Fig. 1.

Temporal CCHFV pathogenesis and immune profiling: (A) Swimmer plot showing patient sampling information, including clinical features SGS, SG, and sampling time points. x axes represent days in the hospital, day 0 denotes the day of hospitalization, and y axes represent patient IDs ordered according to SG. (B) Patient-to-patient Spearman's correlation matrix clustering. The heatmap shows correlation coefficients computed using scaled TPM values of the top 5,000 varying genes based on median absolute deviation [HC (n = 22), T0 (n = 22), T1 (n = 23), T2 (n = 24)]. All correlations were highly significant (adjusted P < 0.0001) due to the high number of features used. Column and row annotations represent the patient cohort and disease severity group. (C) PCA plot visualizes the sample distribution. PCA was created using the scaled TPM values of top 5,000 varying genes based on the median absolute deviation. Ellipses represent 90% confidence space for each cohort, and point shapes correspond to the severity group. Centroid points of each cohort are computed and connected to each sample in the respective cohort with lines. (D) Bubble graph representing DCQ results.

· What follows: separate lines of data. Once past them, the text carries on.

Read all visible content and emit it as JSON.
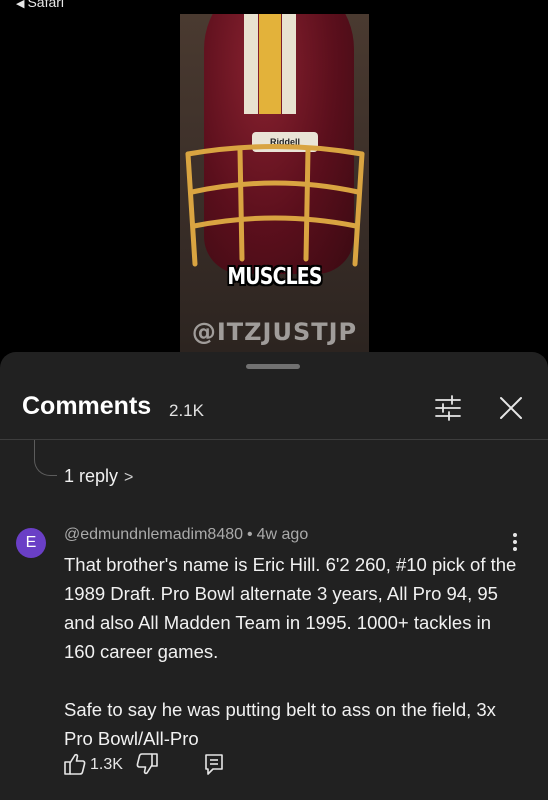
{
  "status_bar": {
    "back_app": "Safari"
  },
  "video": {
    "helmet_brand": "Riddell",
    "caption": "MUSCLES",
    "watermark": "@ITZJUSTJP"
  },
  "comments_panel": {
    "title": "Comments",
    "count": "2.1K",
    "icons": {
      "filter": "filter-sliders-icon",
      "close": "close-icon"
    }
  },
  "previous_thread": {
    "replies_label": "1 reply"
  },
  "comment": {
    "avatar_letter": "E",
    "avatar_color": "#6a3fc6",
    "author": "@edmundnlemadim8480",
    "time": "4w ago",
    "paragraphs": [
      "That brother's name is Eric Hill. 6'2 260, #10 pick of the 1989 Draft. Pro Bowl alternate 3 years, All Pro 94, 95 and also All Madden Team in 1995. 1000+ tackles in 160 career games.",
      "Safe to say he was putting belt to ass on the field, 3x Pro Bowl/All-Pro"
    ],
    "likes": "1.3K"
  }
}
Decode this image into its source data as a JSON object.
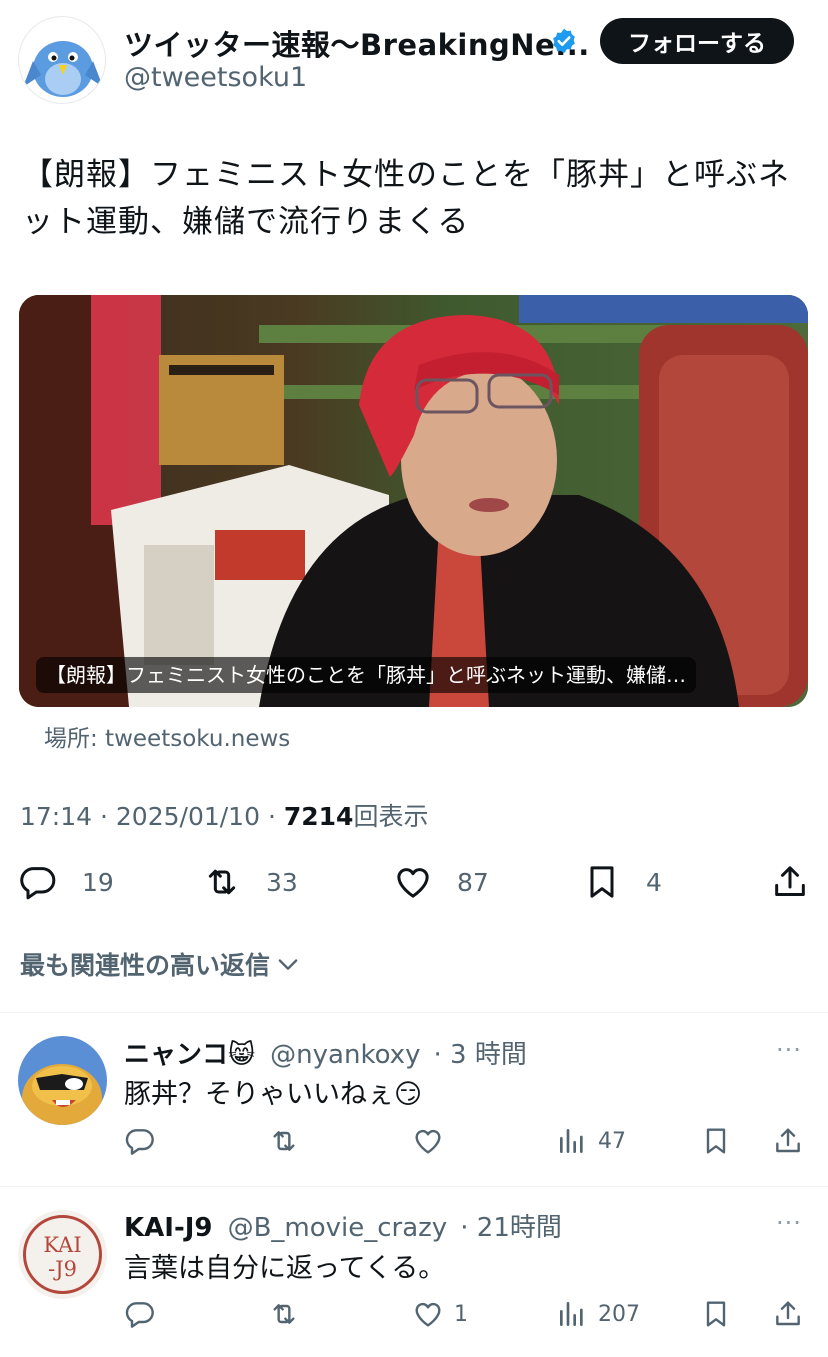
{
  "post": {
    "display_name": "ツイッター速報〜BreakingNe...",
    "handle": "@tweetsoku1",
    "follow_label": "フォローする",
    "text": "【朗報】フェミニスト女性のことを「豚丼」と呼ぶネット運動、嫌儲で流行りまくる",
    "card_caption": "【朗報】フェミニスト女性のことを「豚丼」と呼ぶネット運動、嫌儲…",
    "card_source": "場所: tweetsoku.news",
    "time": "17:14",
    "date": "2025/01/10",
    "views_count": "7214",
    "views_label": "回表示",
    "sep": "·",
    "stats": {
      "replies": "19",
      "retweets": "33",
      "likes": "87",
      "bookmarks": "4"
    }
  },
  "sort": {
    "label": "最も関連性の高い返信"
  },
  "replies": [
    {
      "name": "ニャンコ😸",
      "handle": "@nyankoxy",
      "time": "· 3 時間",
      "text": "豚丼？そりゃいいねぇ😏",
      "likes": "",
      "views": "47",
      "more": "···"
    },
    {
      "name": "KAI-J9",
      "handle": "@B_movie_crazy",
      "time": "· 21時間",
      "text": "言葉は自分に返ってくる。",
      "likes": "1",
      "views": "207",
      "more": "···",
      "avatar_text": [
        "KAI",
        "-J9"
      ]
    }
  ],
  "colors": {
    "accent": "#0f1419",
    "secondary": "#536471",
    "verified": "#1d9bf0"
  }
}
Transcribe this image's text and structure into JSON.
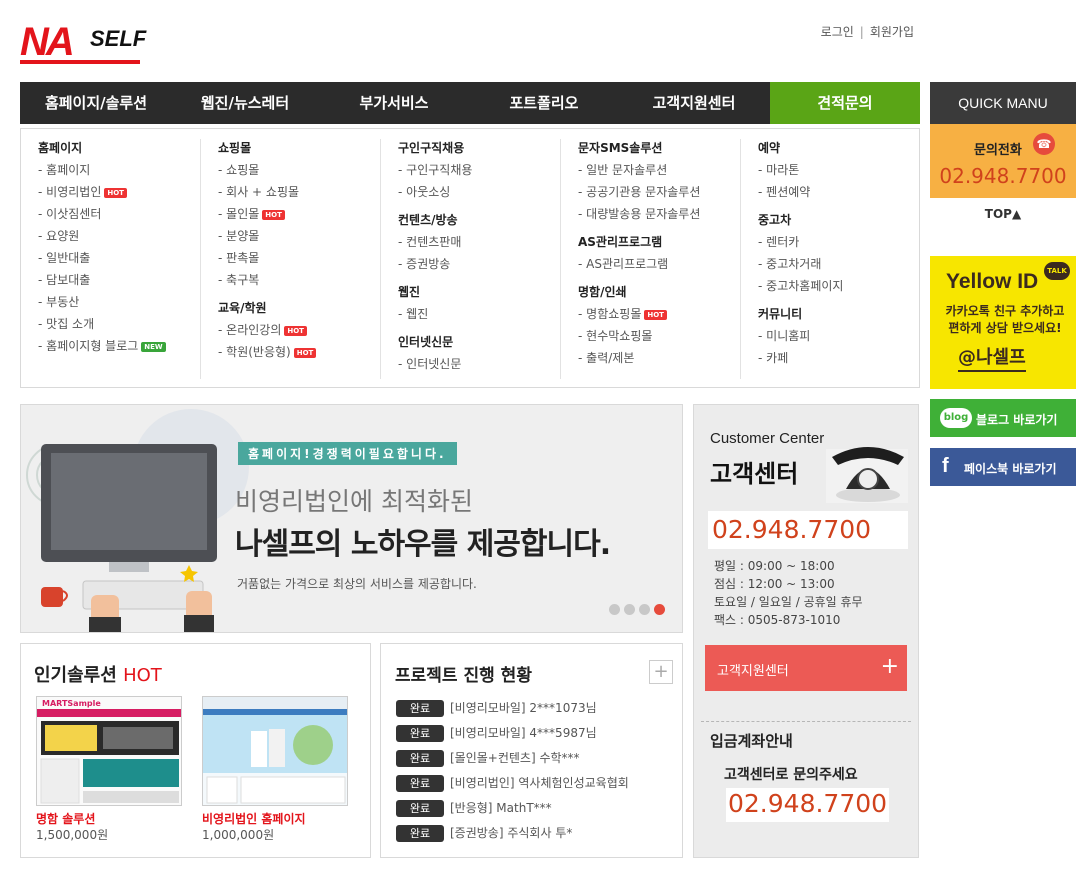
{
  "header": {
    "logo": {
      "brand": "NA",
      "suffix": "SELF"
    },
    "links": {
      "login": "로그인",
      "separator": "|",
      "signup": "회원가입"
    }
  },
  "nav": {
    "items": [
      {
        "label": "홈페이지/솔루션"
      },
      {
        "label": "웹진/뉴스레터"
      },
      {
        "label": "부가서비스"
      },
      {
        "label": "포트폴리오"
      },
      {
        "label": "고객지원센터"
      },
      {
        "label": "견적문의"
      }
    ]
  },
  "mega": {
    "col1": {
      "h1": "홈페이지",
      "items": [
        "홈페이지",
        "비영리법인",
        "이삿짐센터",
        "요양원",
        "일반대출",
        "담보대출",
        "부동산",
        "맛집 소개",
        "홈페이지형 블로그"
      ]
    },
    "col2": {
      "h1": "쇼핑몰",
      "items": [
        "쇼핑몰",
        "회사 + 쇼핑몰",
        "몰인몰",
        "분양몰",
        "판촉몰",
        "축구복"
      ],
      "h2": "교육/학원",
      "items2": [
        "온라인강의",
        "학원(반응형)"
      ]
    },
    "col3": {
      "h1": "구인구직채용",
      "items": [
        "구인구직채용",
        "아웃소싱"
      ],
      "h2": "컨텐츠/방송",
      "items2": [
        "컨텐츠판매",
        "증권방송"
      ],
      "h3": "웹진",
      "items3": [
        "웹진"
      ],
      "h4": "인터넷신문",
      "items4": [
        "인터넷신문"
      ]
    },
    "col4": {
      "h1": "문자SMS솔루션",
      "items": [
        "일반 문자솔루션",
        "공공기관용 문자솔루션",
        "대량발송용 문자솔루션"
      ],
      "h2": "AS관리프로그램",
      "items2": [
        "AS관리프로그램"
      ],
      "h3": "명함/인쇄",
      "items3": [
        "명함쇼핑몰",
        "현수막쇼핑몰",
        "출력/제본"
      ]
    },
    "col5": {
      "h1": "예약",
      "items": [
        "마라톤",
        "펜션예약"
      ],
      "h2": "중고차",
      "items2": [
        "렌터카",
        "중고차거래",
        "중고차홈페이지"
      ],
      "h3": "커뮤니티",
      "items3": [
        "미니홈피",
        "카페"
      ]
    },
    "badges": {
      "hot": "HOT",
      "new": "NEW"
    }
  },
  "quick": {
    "title": "QUICK MANU",
    "phone_label": "문의전화",
    "phone": "02.948.7700",
    "top": "TOP▲",
    "yellow": {
      "brand": "Yellow ID",
      "talk": "TALK",
      "line1": "카카오톡 친구 추가하고",
      "line2": "편하게 상담 받으세요!",
      "handle": "@나셀프"
    },
    "blog": {
      "icon": "blog",
      "label": "블로그 바로가기"
    },
    "facebook": {
      "icon": "f",
      "label": "페이스북 바로가기"
    }
  },
  "banner": {
    "tag": "홈페이지!경쟁력이필요합니다.",
    "line1": "비영리법인에 최적화된",
    "line2": "나셀프의 노하우를 제공합니다.",
    "line3": "거품없는 가격으로 최상의 서비스를 제공합니다.",
    "slides": 4,
    "active_slide": 4
  },
  "customer": {
    "title_en": "Customer Center",
    "title_ko": "고객센터",
    "phone": "02.948.7700",
    "hours": [
      "평일 : 09:00 ~ 18:00",
      "점심 : 12:00 ~ 13:00",
      "토요일 / 일요일 / 공휴일 휴무",
      "팩스 : 0505-873-1010"
    ],
    "button": "고객지원센터",
    "button_plus": "+",
    "bank_title": "입금계좌안내",
    "bank_ask": "고객센터로 문의주세요",
    "bank_phone": "02.948.7700"
  },
  "popular": {
    "title": "인기솔루션",
    "hot": "HOT",
    "items": [
      {
        "name": "명함 솔루션",
        "price": "1,500,000원",
        "thumb_brand": "MARTSample"
      },
      {
        "name": "비영리법인 홈페이지",
        "price": "1,000,000원"
      }
    ]
  },
  "projects": {
    "title": "프로젝트 진행 현황",
    "plus": "+",
    "rows": [
      {
        "status": "완료",
        "text": "[비영리모바일] 2***1073님"
      },
      {
        "status": "완료",
        "text": "[비영리모바일] 4***5987님"
      },
      {
        "status": "완료",
        "text": "[몰인몰+컨텐츠] 수학***"
      },
      {
        "status": "완료",
        "text": "[비영리법인] 역사체험인성교육협회"
      },
      {
        "status": "완료",
        "text": "[반응형] MathT***"
      },
      {
        "status": "완료",
        "text": "[증권방송] 주식회사 투*"
      }
    ]
  }
}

Bubble size and color gradient are relative to the median percentage of cell proportion estimated in each cohort. Asterisks represent a significant change in individual cell population from T0 to T2 by Friedman's test (adjusted P < 0.05). (E) Blood immune cell proportion using DCQ. Boxplot of DCQ results showing comparison among the four cohorts. Asterisks represent a significant change (adjusted P < 0.05) in the Mann–Whitney U test. (F) Network visualization of significant Spearman association (adjusted P < 0.001) between marker genes of cell types estimated in Fig. 1D in cohort HC, T0, T1, and T2, respectively. Bubble size corresponds to the mean TPM value. Nodes and edges represent marker genes of corresponding cell type and Spearman association, respectively.